When I first started blogging, I wrote into the Word software, having become familiar and comfortable with that.  Remember, stage one is pencil and paper, two (for us elder folk) was a typewriter, and three was a word processor of some sort, the computer keyboard and screen.  Then we get used to certain software programs.  Until I readjusted my thinking and extended my comfort zone to the posting box format, I’d copied and pasted from Word.  Now I do the opposite just as a backup, but directly from the blog site so I can do weeks in a single sweep of selection.

Any new program is as intimidating as it is exciting; we want to be proficient, get comfortable when we are, and temporary reticence is a common feeling when entering new fields of vision in creative thinking.

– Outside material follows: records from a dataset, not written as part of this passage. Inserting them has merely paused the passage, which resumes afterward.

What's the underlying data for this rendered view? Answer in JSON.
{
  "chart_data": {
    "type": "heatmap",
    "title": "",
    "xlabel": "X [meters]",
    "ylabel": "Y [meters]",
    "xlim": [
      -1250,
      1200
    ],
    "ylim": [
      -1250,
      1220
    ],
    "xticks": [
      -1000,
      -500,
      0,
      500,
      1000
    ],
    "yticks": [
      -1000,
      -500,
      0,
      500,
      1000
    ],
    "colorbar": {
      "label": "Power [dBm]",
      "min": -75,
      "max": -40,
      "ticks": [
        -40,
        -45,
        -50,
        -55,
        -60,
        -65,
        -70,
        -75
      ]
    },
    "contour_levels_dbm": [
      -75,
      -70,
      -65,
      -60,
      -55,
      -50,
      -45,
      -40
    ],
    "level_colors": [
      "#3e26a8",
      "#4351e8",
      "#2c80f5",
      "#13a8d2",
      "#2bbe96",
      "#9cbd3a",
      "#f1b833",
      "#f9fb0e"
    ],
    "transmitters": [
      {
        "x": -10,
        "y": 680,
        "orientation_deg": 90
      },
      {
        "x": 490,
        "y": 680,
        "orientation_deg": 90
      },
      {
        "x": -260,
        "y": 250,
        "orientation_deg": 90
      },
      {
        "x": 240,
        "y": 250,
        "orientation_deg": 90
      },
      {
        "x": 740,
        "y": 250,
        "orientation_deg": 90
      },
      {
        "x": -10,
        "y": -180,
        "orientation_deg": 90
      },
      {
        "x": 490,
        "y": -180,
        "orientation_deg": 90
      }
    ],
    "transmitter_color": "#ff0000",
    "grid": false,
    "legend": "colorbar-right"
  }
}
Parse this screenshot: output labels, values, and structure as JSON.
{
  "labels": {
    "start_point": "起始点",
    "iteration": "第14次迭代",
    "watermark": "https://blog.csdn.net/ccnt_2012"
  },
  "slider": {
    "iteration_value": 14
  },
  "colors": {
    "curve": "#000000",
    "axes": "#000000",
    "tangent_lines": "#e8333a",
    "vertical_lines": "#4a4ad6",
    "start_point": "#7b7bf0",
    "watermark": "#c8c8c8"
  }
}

So one of my questions regarding writing directly into the Storyspace format and the technical aspects getting in the way of creative flow has been answered.  The answer is: No.

STORYSPACE: Inspiration

Thursday, November 1st, 2007


I’m up to 90 writing spaces and 127 links, despite my determination not to make changes to the stories, just to focus on learning to maneuver within the Storyspace environment.

Something is spurring me on, inspiring with alluring visions of options and possibilities.  Words prod me into exploration, phrases like ribbons float on the Storyspace map to make links that enhance story.  Beauty comes randomly to this sentence or that, or a memory thought lost rises to soar into mind into text.

Or else I just got kicked in the ass by a Muse.